Een andere situatie waarin waarden tegenover elkaar lijken te staan, doet zich voor wanneer medewerkers in de gezondheidszorg, die vanwege hun ethische overtuigingen niet willen meewerken aan bepaalde handelingen (bijvoorbeeld abortus provocatus), terwijl hun werkgever dat wel van hen eist. Dit stelt hen voor en lastig dilemma: moeten zij niettegenstaande hun opvattingen toch meewerken of het risico lopen te worden ontslagen, als zij weigeren hun medewerking te verlenen?

Om helderheid te scheppen in conflictsituaties kan men een drietal principes hanteren: het principe van de keuze voor het mindere kwaad, dat van de handeling met dubbel effect en dat van de medewerking aan het kwaad.

2.2.6.1 Het principe van de keuze voor het mindere kwaad

Eenmaal geconfronteerd met een keuze tussen twee kwaden lijkt het voor de hand te liggen een keuze te maken voor het mindere kwaad [42A. Günthör. Chiamata e risposta. 5e ed, Milano: Cinisello Balsamo; 1987, vol I, 432-440.]. Alvorens voorbarige conclusies te trekken is het echter noodzakelijk een drietal distincties te maken.

Op de eerste plaats maakt het een essentieel verschil of men een kwaad zelf teweegbrengt of dat men het slechts toelaat. Het laatste kan onder omstandigheden zijn te rechtvaardigen, het eerste niet. De Kerkvader Augustinus is van mening dat de overheid prostitutie niet met wortel en tak hoeft uit te roeien, maar binnen zekere grenzen mag toelaten, om te voorkomen dat mannen die zich niet zouden kunnen beheersen, zich anders aan vrouwen zullen vergrijpen [43Augustinus. De Ordine. Corpus Christianorum Series Latina (CCSL) 2914, Brepols CETEDOC Library of Christian Latin Texts (CLCLT); 1953, 2, 12.].

Op de tweede plaats moet duidelijk zijn of het om een fysiek/ontisch kwaad gaat of een moreel kwaad. Met fysiek/ontisch kwaad is hier niet alleen materieel kwaad bedoeld, maar een kwaad dat buiten de morele verantwoordelijkheid van de handelende persoon tot stand komt: het kan variëren van mutilatie, dood, verlies van baan, verslechterde betrekkingen met medemensen tot het verlies van de vrijheid. Zoals eerder uiteengezet (Hoofdstuk I,1,2,1) mag men geen moreel kwaad verrichten om een fysiek kwaad te voorkomen, ook al ziet men het eerste als het mindere kwaad. Het morele kwaad is belangrijker dan het fysieke kwaad, omdat het onze relatie met God betreft.

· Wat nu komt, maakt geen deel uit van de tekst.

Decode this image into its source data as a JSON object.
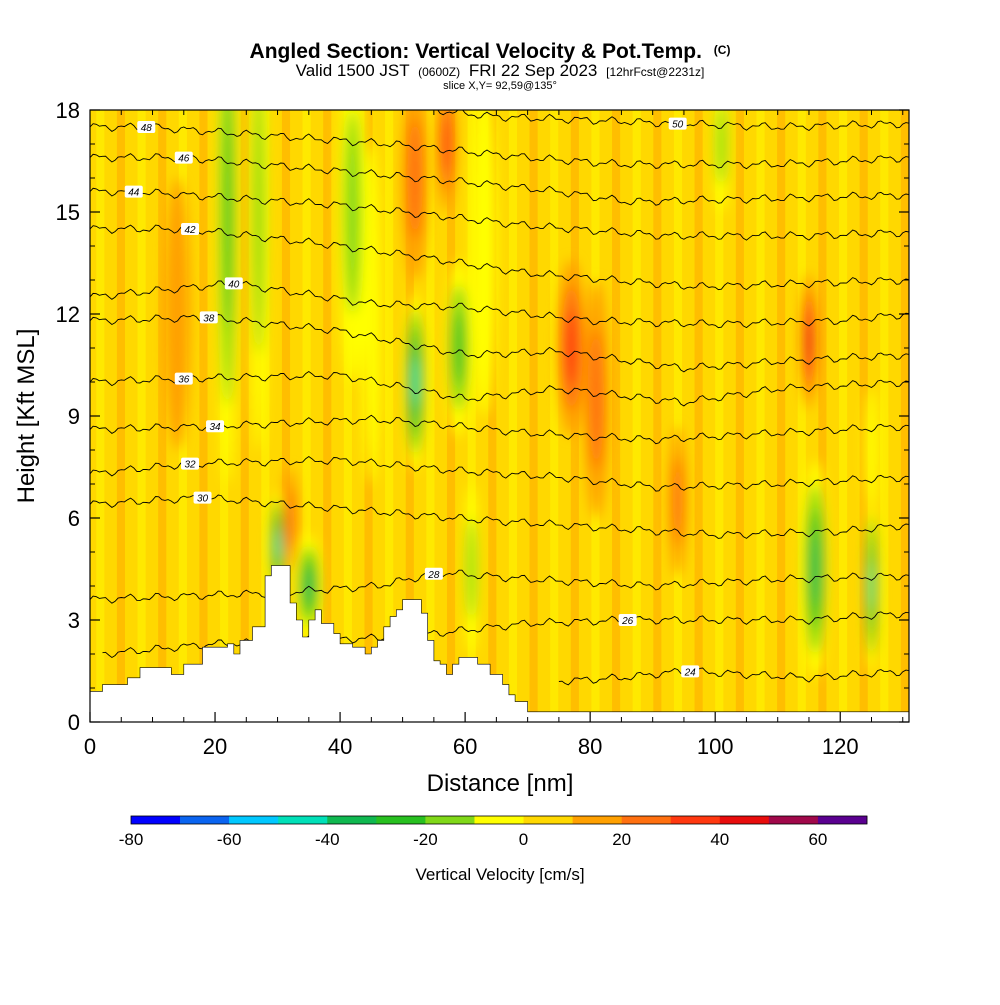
{
  "chart_data": {
    "type": "heatmap",
    "title": "Angled Section: Vertical Velocity & Pot.Temp.",
    "title_suffix": "(C)",
    "subtitle": {
      "valid_label": "Valid 1500 JST",
      "utc": "(0600Z)",
      "date": "FRI 22 Sep 2023",
      "forecast": "[12hrFcst@2231z]"
    },
    "slice_label": "slice X,Y= 92,59@135°",
    "xlabel": "Distance [nm]",
    "ylabel": "Height [Kft MSL]",
    "xlim": [
      0,
      131
    ],
    "ylim": [
      0,
      18
    ],
    "x_ticks": [
      0,
      20,
      40,
      60,
      80,
      100,
      120
    ],
    "y_ticks": [
      0,
      3,
      6,
      9,
      12,
      15,
      18
    ],
    "colorbar": {
      "label": "Vertical Velocity [cm/s]",
      "bounds": [
        -80,
        70
      ],
      "step": 10,
      "tick_labels": [
        -80,
        -60,
        -40,
        -20,
        0,
        20,
        40,
        60
      ],
      "colors": [
        "#0000ff",
        "#0a64f0",
        "#00c8ff",
        "#00e0b8",
        "#10b850",
        "#28c020",
        "#80d818",
        "#ffff00",
        "#ffd800",
        "#ffa000",
        "#ff7010",
        "#ff3810",
        "#e80c0c",
        "#a0084a",
        "#5a0090"
      ]
    },
    "background_velocity": 3,
    "terrain": [
      [
        0,
        0.9
      ],
      [
        1,
        0.9
      ],
      [
        2,
        1.1
      ],
      [
        6,
        1.3
      ],
      [
        8,
        1.6
      ],
      [
        12,
        1.6
      ],
      [
        13,
        1.4
      ],
      [
        15,
        1.7
      ],
      [
        18,
        2.2
      ],
      [
        22,
        2.3
      ],
      [
        23,
        2.0
      ],
      [
        24,
        2.4
      ],
      [
        26,
        2.8
      ],
      [
        28,
        4.3
      ],
      [
        29,
        4.6
      ],
      [
        31,
        4.6
      ],
      [
        32,
        3.5
      ],
      [
        33,
        3.0
      ],
      [
        34,
        2.5
      ],
      [
        35,
        3.0
      ],
      [
        36,
        3.3
      ],
      [
        37,
        2.9
      ],
      [
        38,
        2.9
      ],
      [
        39,
        2.6
      ],
      [
        40,
        2.3
      ],
      [
        42,
        2.2
      ],
      [
        44,
        2.0
      ],
      [
        45,
        2.2
      ],
      [
        46,
        2.4
      ],
      [
        47,
        2.8
      ],
      [
        48,
        3.1
      ],
      [
        49,
        3.3
      ],
      [
        50,
        3.6
      ],
      [
        52,
        3.6
      ],
      [
        53,
        3.2
      ],
      [
        54,
        2.4
      ],
      [
        55,
        1.8
      ],
      [
        56,
        1.7
      ],
      [
        57,
        1.4
      ],
      [
        58,
        1.7
      ],
      [
        59,
        1.9
      ],
      [
        60,
        1.9
      ],
      [
        62,
        1.7
      ],
      [
        64,
        1.4
      ],
      [
        66,
        1.1
      ],
      [
        67,
        0.8
      ],
      [
        68,
        0.6
      ],
      [
        70,
        0.3
      ],
      [
        131,
        0.3
      ]
    ],
    "vertical_velocity_cells": [
      {
        "x": 22,
        "y": 15,
        "w": 1.6,
        "h": 8,
        "v": -30
      },
      {
        "x": 27,
        "y": 15,
        "w": 1.4,
        "h": 7,
        "v": -20
      },
      {
        "x": 42,
        "y": 15,
        "w": 2.2,
        "h": 5,
        "v": -25
      },
      {
        "x": 45,
        "y": 12,
        "w": 1.5,
        "h": 5,
        "v": -15
      },
      {
        "x": 52,
        "y": 10,
        "w": 1.6,
        "h": 2.6,
        "v": -50
      },
      {
        "x": 59,
        "y": 11,
        "w": 2.0,
        "h": 2.6,
        "v": -30
      },
      {
        "x": 63,
        "y": 14,
        "w": 2.0,
        "h": 5,
        "v": -15
      },
      {
        "x": 30,
        "y": 5.2,
        "w": 1.2,
        "h": 1.6,
        "v": -55
      },
      {
        "x": 35,
        "y": 4.0,
        "w": 2.0,
        "h": 1.5,
        "v": -40
      },
      {
        "x": 61,
        "y": 4.5,
        "w": 1.2,
        "h": 2.5,
        "v": -25
      },
      {
        "x": 116,
        "y": 4.5,
        "w": 2.0,
        "h": 3.2,
        "v": -45
      },
      {
        "x": 125,
        "y": 4.0,
        "w": 1.0,
        "h": 2.5,
        "v": -55
      },
      {
        "x": 125,
        "y": 8.0,
        "w": 1.0,
        "h": 1.8,
        "v": -15
      },
      {
        "x": 101,
        "y": 17.0,
        "w": 1.3,
        "h": 2.0,
        "v": -20
      },
      {
        "x": 57,
        "y": 17.0,
        "w": 1.4,
        "h": 2.0,
        "v": 35
      },
      {
        "x": 52,
        "y": 16.0,
        "w": 2.0,
        "h": 3.0,
        "v": 20
      },
      {
        "x": 77,
        "y": 11.0,
        "w": 2.2,
        "h": 2.6,
        "v": 35
      },
      {
        "x": 81,
        "y": 9.5,
        "w": 2.0,
        "h": 3.5,
        "v": 22
      },
      {
        "x": 115,
        "y": 11.2,
        "w": 1.3,
        "h": 2.0,
        "v": 40
      },
      {
        "x": 94,
        "y": 6.5,
        "w": 1.4,
        "h": 2.2,
        "v": 25
      },
      {
        "x": 32,
        "y": 6.0,
        "w": 1.2,
        "h": 1.5,
        "v": 20
      },
      {
        "x": 14,
        "y": 12.0,
        "w": 2.0,
        "h": 4.0,
        "v": 10
      }
    ],
    "isentropes": [
      {
        "value": 24,
        "label_x": 96,
        "points": [
          [
            75,
            1.2
          ],
          [
            85,
            1.3
          ],
          [
            95,
            1.5
          ],
          [
            105,
            1.4
          ],
          [
            115,
            1.3
          ],
          [
            131,
            1.5
          ]
        ]
      },
      {
        "value": 26,
        "label_x": 86,
        "points": [
          [
            2,
            2.0
          ],
          [
            20,
            2.3
          ],
          [
            50,
            2.5
          ],
          [
            70,
            2.9
          ],
          [
            86,
            3.0
          ],
          [
            100,
            3.0
          ],
          [
            115,
            3.0
          ],
          [
            131,
            3.2
          ]
        ]
      },
      {
        "value": 28,
        "label_x": 55,
        "points": [
          [
            0,
            3.6
          ],
          [
            30,
            3.8
          ],
          [
            46,
            4.0
          ],
          [
            56,
            4.4
          ],
          [
            70,
            4.2
          ],
          [
            90,
            4.0
          ],
          [
            110,
            4.2
          ],
          [
            131,
            4.3
          ]
        ]
      },
      {
        "value": 30,
        "label_x": 18,
        "points": [
          [
            0,
            6.4
          ],
          [
            18,
            6.6
          ],
          [
            45,
            6.2
          ],
          [
            58,
            6.0
          ],
          [
            75,
            5.8
          ],
          [
            100,
            5.5
          ],
          [
            120,
            5.6
          ],
          [
            131,
            5.8
          ]
        ]
      },
      {
        "value": 32,
        "label_x": 16,
        "points": [
          [
            0,
            7.3
          ],
          [
            16,
            7.6
          ],
          [
            40,
            7.7
          ],
          [
            58,
            7.4
          ],
          [
            75,
            7.2
          ],
          [
            91,
            6.9
          ],
          [
            110,
            7.0
          ],
          [
            131,
            7.2
          ]
        ]
      },
      {
        "value": 34,
        "label_x": 20,
        "points": [
          [
            0,
            8.6
          ],
          [
            20,
            8.7
          ],
          [
            45,
            8.9
          ],
          [
            53,
            8.8
          ],
          [
            70,
            8.5
          ],
          [
            90,
            8.3
          ],
          [
            110,
            8.5
          ],
          [
            131,
            8.7
          ]
        ]
      },
      {
        "value": 36,
        "label_x": 15,
        "points": [
          [
            0,
            10.0
          ],
          [
            15,
            10.1
          ],
          [
            40,
            10.2
          ],
          [
            60,
            9.5
          ],
          [
            75,
            9.8
          ],
          [
            95,
            9.4
          ],
          [
            110,
            9.8
          ],
          [
            131,
            10.0
          ]
        ]
      },
      {
        "value": 38,
        "label_x": 19,
        "points": [
          [
            0,
            11.8
          ],
          [
            19,
            11.9
          ],
          [
            40,
            11.5
          ],
          [
            60,
            10.8
          ],
          [
            75,
            10.9
          ],
          [
            95,
            10.4
          ],
          [
            110,
            10.6
          ],
          [
            131,
            10.8
          ]
        ]
      },
      {
        "value": 40,
        "label_x": 23,
        "points": [
          [
            0,
            12.5
          ],
          [
            23,
            12.9
          ],
          [
            45,
            12.3
          ],
          [
            60,
            12.2
          ],
          [
            80,
            11.8
          ],
          [
            100,
            11.7
          ],
          [
            120,
            11.8
          ],
          [
            131,
            12.0
          ]
        ]
      },
      {
        "value": 42,
        "label_x": 16,
        "points": [
          [
            0,
            14.5
          ],
          [
            16,
            14.5
          ],
          [
            40,
            14.0
          ],
          [
            52,
            13.7
          ],
          [
            70,
            13.2
          ],
          [
            97,
            12.8
          ],
          [
            115,
            12.9
          ],
          [
            131,
            13.0
          ]
        ]
      },
      {
        "value": 44,
        "label_x": 7,
        "points": [
          [
            0,
            15.6
          ],
          [
            7,
            15.6
          ],
          [
            40,
            15.2
          ],
          [
            50,
            15.0
          ],
          [
            70,
            14.6
          ],
          [
            92,
            14.3
          ],
          [
            115,
            14.3
          ],
          [
            131,
            14.4
          ]
        ]
      },
      {
        "value": 46,
        "label_x": 15,
        "points": [
          [
            0,
            16.6
          ],
          [
            15,
            16.6
          ],
          [
            40,
            16.2
          ],
          [
            59,
            15.9
          ],
          [
            75,
            15.6
          ],
          [
            86,
            15.3
          ],
          [
            110,
            15.4
          ],
          [
            131,
            15.5
          ]
        ]
      },
      {
        "value": 48,
        "label_x": 9,
        "points": [
          [
            0,
            17.5
          ],
          [
            9,
            17.5
          ],
          [
            40,
            17.1
          ],
          [
            48,
            17.0
          ],
          [
            70,
            16.6
          ],
          [
            85,
            16.4
          ],
          [
            110,
            16.4
          ],
          [
            131,
            16.6
          ]
        ]
      },
      {
        "value": 50,
        "label_x": 94,
        "points": [
          [
            55,
            18.0
          ],
          [
            65,
            17.8
          ],
          [
            80,
            17.7
          ],
          [
            94,
            17.6
          ],
          [
            110,
            17.5
          ],
          [
            131,
            17.6
          ]
        ]
      }
    ]
  }
}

Op de derde plaats moet men zich bewust zijn van het onderscheid tussen waarden en normen enerzijds en de toepassing ervan anderzijds. Een conflict tussen waarden en normen is intrinsiek onmogelijk. Was zo’n conflict mogelijk, dan zou men een tegenstrijdigheid in de scheppingsordening en daarmee ook in God moeten aannemen. Daarentegen is het wel mogelijk dat zich bij de toepassing van normen op concrete situaties conflicten voordoen. Dit heeft te maken met het feit dat als gevolg van de erfzonde niet alles in de schepping volgens Gods oorspronkelijke bedoelingen verloopt, mensen door moreel verkeerde handelen voor medemensen complexe situaties creëren die hen voor morele dilemma’s stellen en het gegeven dat het menselijke kenvermogen niet volmaakt is en situaties en omstandigheden verschillend en ook verkeerd kunnen worden beoordeeld of ingeschat.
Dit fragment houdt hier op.